Au retour de ses voyages et son éducation terminée, il vit Mme de Charrière, et s’attacha quelque temps à elle, qui surtout l’aima. Le souvenir s’en est conservé. On raconte que, lorsqu’il était à Colombier chez elle, comme ils restaient tard le matin, chacun dans sa chambre, ils s’écrivaient de leur lit des lettres qui n’en finissaient pas, et la conversation se faisait de la sorte ; c’était un message perpétuel d’une chambre à l’autre ; cela leur semblait plus facile que de se lever, étant tous deux très paresseux, très spirituels, et très écriveurs. Près d’un esprit si fin, si ferme et si hardiment sceptique en mille points, le jeune Constant aiguisa encore le sien. Dans ce tête-à-tête des matinées de Colombier, discutant et peut-être déjà doutant de tout, il en put venir, dès le premier pas, à ce grand principe de dérision qu’il exprimait ainsi : Qu’une vérité n’est complète que quand on y a fait entrer le contraire.
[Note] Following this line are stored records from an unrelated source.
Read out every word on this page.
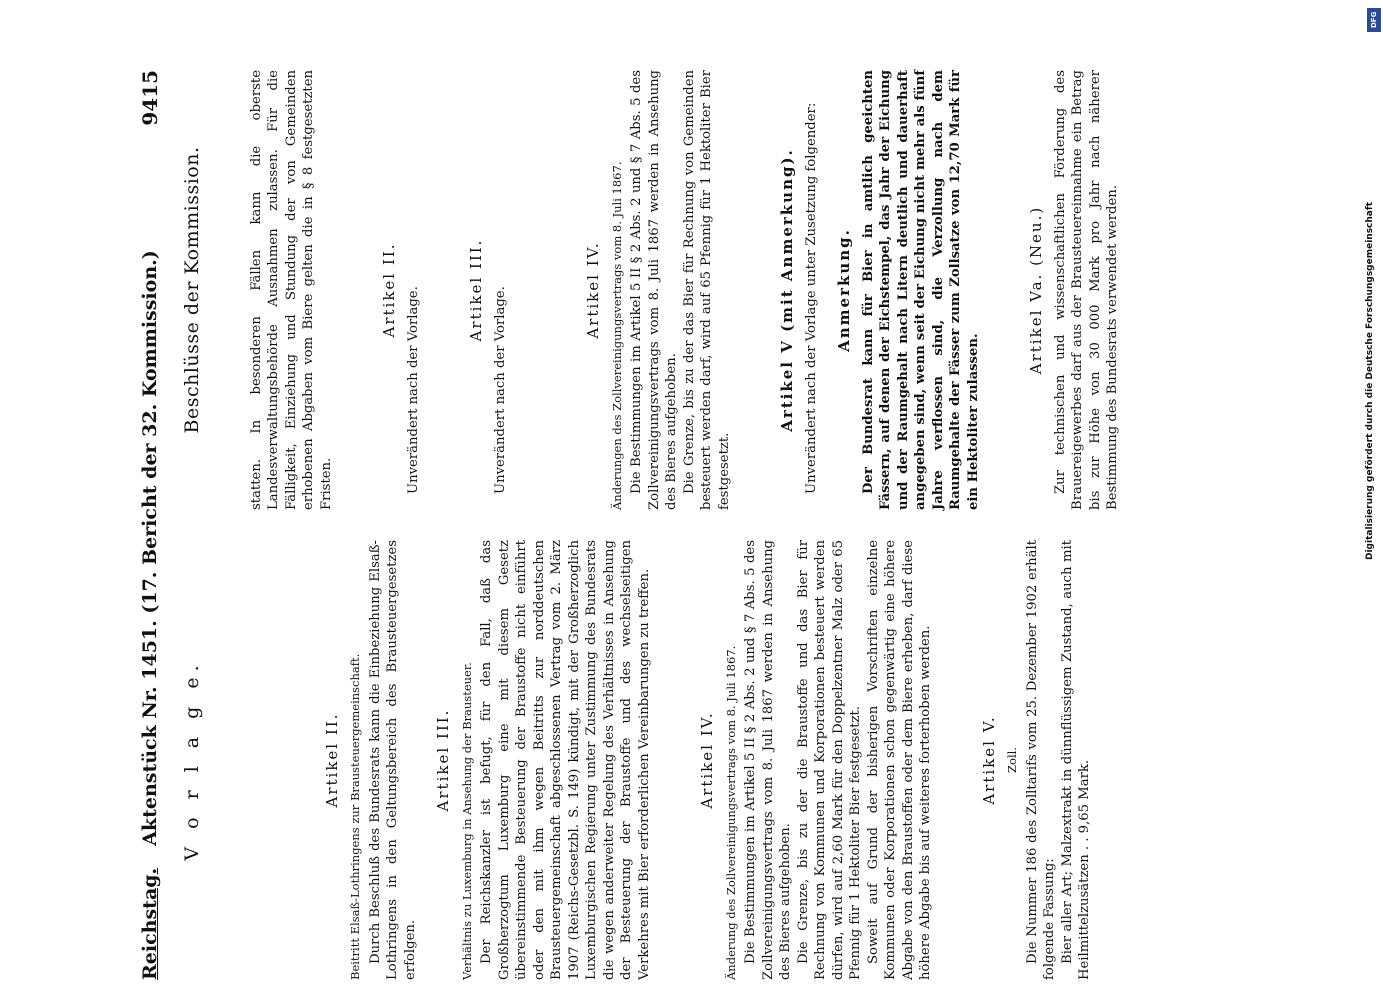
Reichstag.
Aktenstück Nr. 1451. (17. Bericht der 32. Kommission.)
9415
V o r l a g e.	Artikel II. Beitritt Elsaß-Lothringens zur Brausteuergemeinschaft. Durch Beschluß des Bundesrats kann die Einbeziehung Elsaß-Lothringens in den Geltungsbereich des Brausteuergesetzes erfolgen.

Artikel III. Verhältnis zu Luxemburg in Ansehung der Brausteuer. Der Reichskanzler ist befugt, für den Fall, daß das Großherzogtum Luxemburg eine mit diesem Gesetz übereinstimmende Besteuerung der Braustoffe nicht einführt oder den mit ihm wegen Beitritts zur norddeutschen Brausteuergemeinschaft abgeschlossenen Vertrag vom 2. März 1907 (Reichs-Gesetzbl. S. 149) kündigt, mit der Großherzoglich Luxemburgischen Regierung unter Zustimmung des Bundesrats die wegen anderweiter Regelung des Verhältnisses in Ansehung der Besteuerung der Braustoffe und des wechselseitigen Verkehres mit Bier erforderlichen Vereinbarungen zu treffen.	Artikel IV. Änderung des Zollvereinigungsvertrags vom 8. Juli 1867. Die Bestimmungen im Artikel 5 II § 2 Abs. 2 und § 7 Abs. 5 des Zollvereinigungsvertrags vom 8. Juli 1867 werden in Ansehung des Bieres aufgehoben. Die Grenze, bis zu der die Braustoffe und das Bier für Rechnung von Kommunen und Korporationen besteuert werden dürfen, wird auf 2,60 Mark für den Doppelzentner Malz oder 65 Pfennig für 1 Hektoliter Bier festgesetzt. Soweit auf Grund der bisherigen Vorschriften einzelne Kommunen oder Korporationen schon gegenwärtig eine höhere Abgabe von den Braustoffen oder dem Biere erheben, darf diese höhere Abgabe bis auf weiteres forterhoben werden.	Artikel V. Zoll. Die Nummer 186 des Zolltarifs vom 25. Dezember 1902 erhält folgende Fassung: Bier aller Art; Malzextrakt in dünnflüssigem Zustand, auch mit Heilmittelzusätzen . . 9,65 Mark.

Beschlüsse der Kommission.	statten. In besonderen Fällen kann die oberste Landesverwaltungsbehörde Ausnahmen zulassen. Für die Fälligkeit, Einziehung und Stundung der von Gemeinden erhobenen Abgaben vom Biere gelten die in § 8 festgesetzten Fristen.

Artikel II. Unverändert nach der Vorlage.	Artikel III. Unverändert nach der Vorlage.	Artikel IV. Änderungen des Zollvereinigungsvertrags vom 8. Juli 1867. Die Bestimmungen im Artikel 5 II § 2 Abs. 2 und § 7 Abs. 5 des Zollvereinigungsvertrags vom 8. Juli 1867 werden in Ansehung des Bieres aufgehoben. Die Grenze, bis zu der das Bier für Rechnung von Gemeinden besteuert werden darf, wird auf 65 Pfennig für 1 Hektoliter Bier festgesetzt.

Artikel V (mit Anmerkung). Unverändert nach der Vorlage unter Zusetzung folgender: Anmerkung. Der Bundesrat kann für Bier in amtlich geeichten Fässern, auf denen der Eichstempel, das Jahr der Eichung und der Raumgehalt nach Litern deutlich und dauerhaft angegeben sind, wenn seit der Eichung nicht mehr als fünf Jahre verflossen sind, die Verzollung nach dem Raumgehalte der Fässer zum Zollsatze von 12,70 Mark für ein Hektoliter zulassen.

Artikel Va. (Neu.) Zur technischen und wissenschaftlichen Förderung des Brauereigewerbes darf aus der Brausteuereinnahme ein Betrag bis zur Höhe von 30 000 Mark pro Jahr nach näherer Bestimmung des Bundesrats verwendet werden.

DFG
Digitalisierung gefördert durch die Deutsche Forschungsgemeinschaft
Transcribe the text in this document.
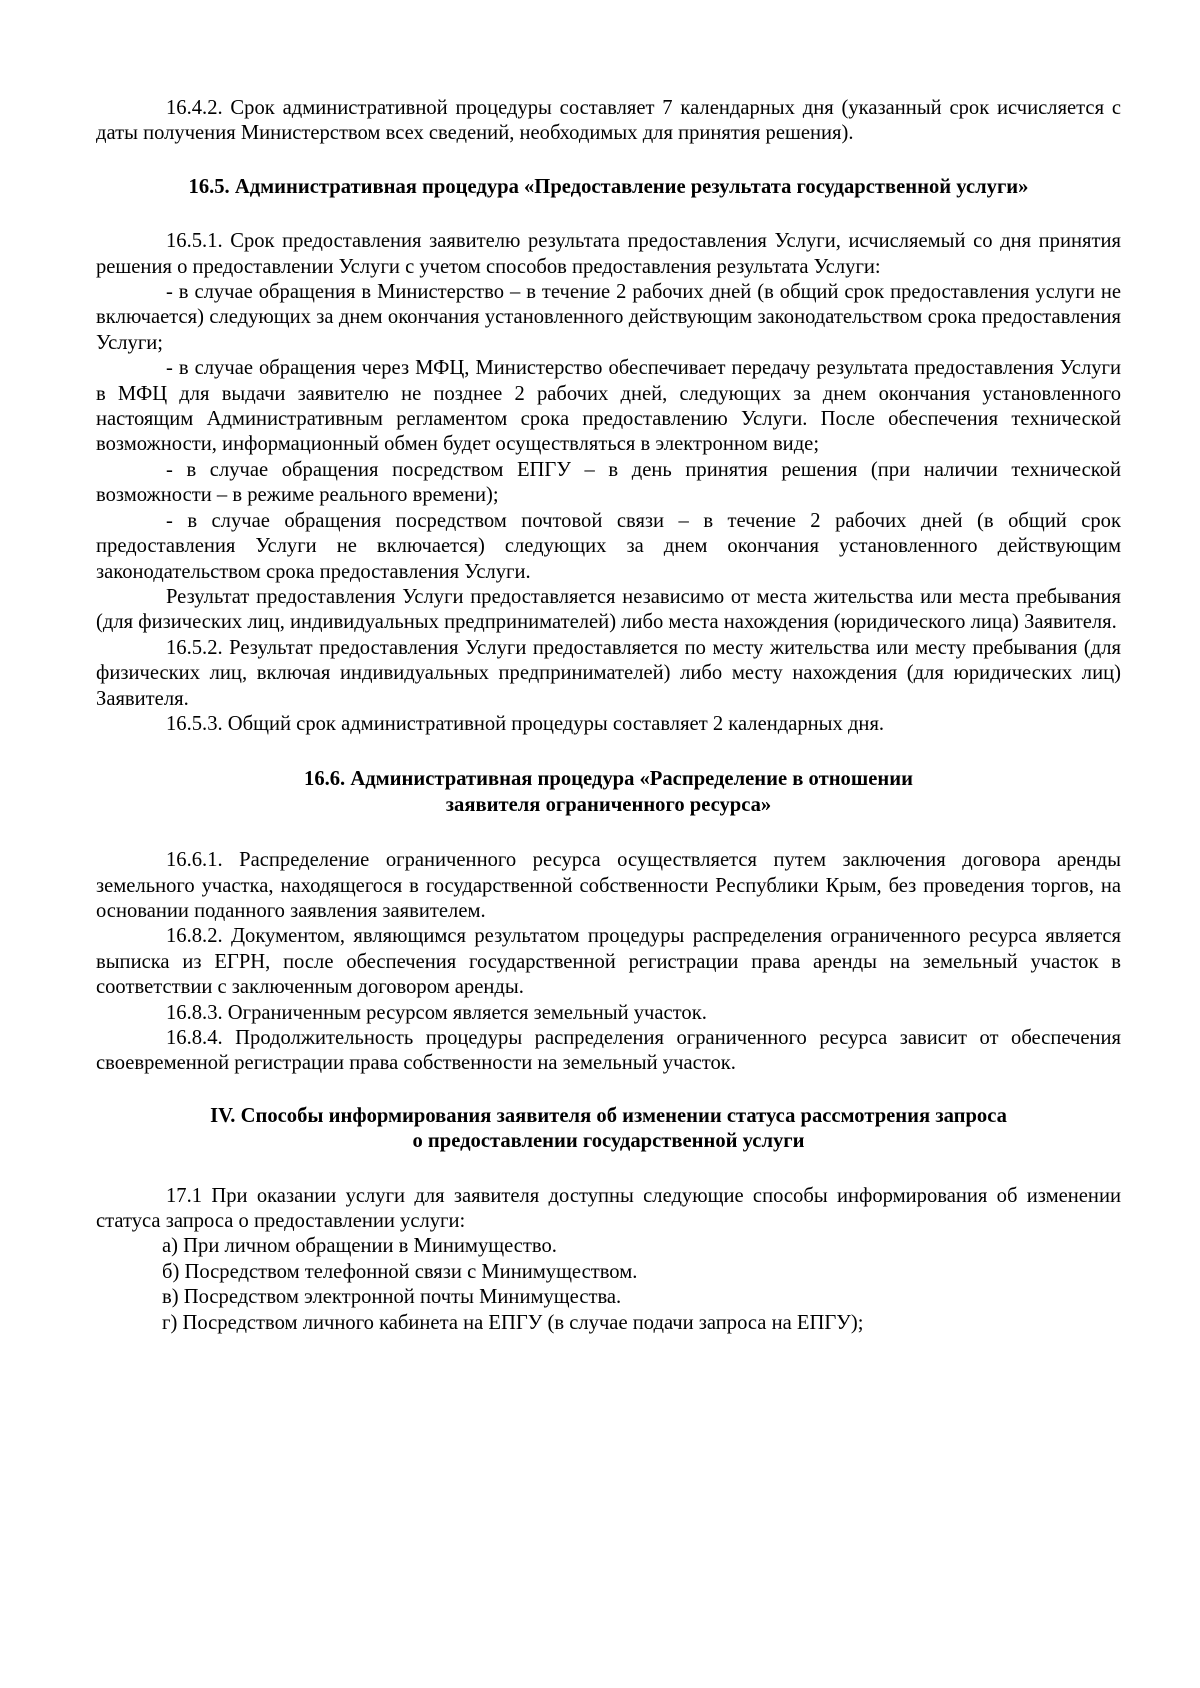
16.4.2. Срок административной процедуры составляет 7 календарных дня (указанный срок исчисляется с даты получения Министерством всех сведений, необходимых для принятия решения).

16.5. Административная процедура «Предоставление результата государственной услуги»

16.5.1. Срок предоставления заявителю результата предоставления Услуги, исчисляемый со дня принятия решения о предоставлении Услуги с учетом способов предоставления результата Услуги:

- в случае обращения в Министерство – в течение 2 рабочих дней (в общий срок предоставления услуги не включается) следующих за днем окончания установленного действующим законодательством срока предоставления Услуги;

- в случае обращения через МФЦ, Министерство обеспечивает передачу результата предоставления Услуги в МФЦ для выдачи заявителю не позднее 2 рабочих дней, следующих за днем окончания установленного настоящим Административным регламентом срока предоставлению Услуги. После обеспечения технической возможности, информационный обмен будет осуществляться в электронном виде;

- в случае обращения посредством ЕПГУ – в день принятия решения (при наличии технической возможности – в режиме реального времени);

- в случае обращения посредством почтовой связи – в течение 2 рабочих дней (в общий срок предоставления Услуги не включается) следующих за днем окончания установленного действующим законодательством срока предоставления Услуги.

Результат предоставления Услуги предоставляется независимо от места жительства или места пребывания (для физических лиц, индивидуальных предпринимателей) либо места нахождения (юридического лица) Заявителя.

16.5.2. Результат предоставления Услуги предоставляется по месту жительства или месту пребывания (для физических лиц, включая индивидуальных предпринимателей) либо месту нахождения (для юридических лиц) Заявителя.

16.5.3. Общий срок административной процедуры составляет 2 календарных дня.

16.6. Административная процедура «Распределение в отношении
заявителя ограниченного ресурса»

16.6.1. Распределение ограниченного ресурса осуществляется путем заключения договора аренды земельного участка, находящегося в государственной собственности Республики Крым, без проведения торгов, на основании поданного заявления заявителем.

16.8.2. Документом, являющимся результатом процедуры распределения ограниченного ресурса является выписка из ЕГРН, после обеспечения государственной регистрации права аренды на земельный участок в соответствии с заключенным договором аренды.

16.8.3. Ограниченным ресурсом является земельный участок.

16.8.4. Продолжительность процедуры распределения ограниченного ресурса зависит от обеспечения своевременной регистрации права собственности на земельный участок.

IV. Способы информирования заявителя об изменении статуса рассмотрения запроса
о предоставлении государственной услуги

17.1 При оказании услуги для заявителя доступны следующие способы информирования об изменении статуса запроса о предоставлении услуги:

а) При личном обращении в Минимущество.

б) Посредством телефонной связи с Минимуществом.

в) Посредством электронной почты Минимущества.

г) Посредством личного кабинета на ЕПГУ (в случае подачи запроса на ЕПГУ);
Mme de Charrière, dans ses hardiesses du moins, avait des points fixes, des portions morales élevées où elle tenait bon. Elle put souffrir de n’en pas trouver ailleurs de correspondantes. Plus tard, quand Benjamin Constant fut lancé sur une scène toute différente, et qu’elle l’allait rappeler au passé, il répondait peu. Il parlait d’elle légèrement, dit-on, comme un homme qui a quitté un drapeau et aspire à servir sous quelque autre. Il se plaignait que les lettres qu’il recevait d’elle étaient pleines d’errata

  1. On la peut lire tout entière dans la Chrestomathie de M. Vinet, 2e édition, tome I.